Would a Data Bank Fill Epilepsy Care Gaps?

Epilepsy has scores of factors, each leading to different treatment strategies and complicating the development of an evidence-based approach to seizure control.

Epilepsy has scores of factors, each leading to different treatment strategies and complicating the development of an evidence-based approach to seizure control.

Because so few epilepsy patients have the same causative and complementary factors, even neurologists with hundreds, if not thousands, of patients would lack sufficient comparison data to achieve anything beyond anecdotal evidence.

Now, an editorial published in Epilepsy and Behavior calls for the creation of a national—or better yet, international—data bank of epilepsy treatment response.

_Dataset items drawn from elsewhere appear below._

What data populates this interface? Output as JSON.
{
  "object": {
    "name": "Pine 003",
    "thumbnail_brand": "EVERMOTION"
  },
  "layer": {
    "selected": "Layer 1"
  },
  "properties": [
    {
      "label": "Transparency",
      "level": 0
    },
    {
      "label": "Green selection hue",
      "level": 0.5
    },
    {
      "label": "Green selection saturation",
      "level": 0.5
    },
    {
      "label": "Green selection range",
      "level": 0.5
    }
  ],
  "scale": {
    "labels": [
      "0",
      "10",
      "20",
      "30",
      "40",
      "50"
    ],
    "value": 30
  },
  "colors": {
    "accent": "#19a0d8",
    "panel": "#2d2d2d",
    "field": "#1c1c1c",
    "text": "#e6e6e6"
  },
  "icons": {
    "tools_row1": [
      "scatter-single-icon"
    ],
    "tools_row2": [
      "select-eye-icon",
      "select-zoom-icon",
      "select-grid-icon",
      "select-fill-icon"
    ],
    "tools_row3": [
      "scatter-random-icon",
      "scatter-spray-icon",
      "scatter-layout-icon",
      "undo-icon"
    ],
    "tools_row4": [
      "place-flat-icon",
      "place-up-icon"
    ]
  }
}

Health care professionals today base their knowledge of antiepileptic drugs and their mechanisms of action on animal studies. Nonclinical animal studies incompletely predict human efficacy because some drug combinations work in animals but not humans, and vice versa. There is also the possibility that other mechanisms are at work in humans.

Tapping into clinical experience could help link epilepsy patients to appropriate care faster. The author of the editorial provides examples of patients who possess similar factors, sought care years apart, and achieved results with identical or near-identical therapies.

A data bank could help prescribers find similar epilepsy patients treated in the past. The author proposes expanding practice and data collection beyond current rational polytherapy by including the use of multiple drugs with differing mechanisms of action without the use of clinical data.

Such a data bank may help answer the following questions:

· Does the area of seizure onset matter?

· Do shared autonomic features matter?

· Why do patients respond or lack response to specific therapies?

· Are subjective observations sufficient?

The author commends the progress made by New Zealand and Australia’s EpiNet Project, which has enrolled more than 7000 patients into its data bank. The project has already aided patients with rare forms of epilepsy by sharing progress made in other cases.

However, the security of such a large amount of personal data is paramount. Through a similar and/or wider program, patients may receive quicker and more complete symptomatic control.

Using examples of patients who might benefit, or possibly help others benefit, the author provides a good argument for using data banks in epilepsy, prompting the thought that this approach could be helpful in other diseases, as well.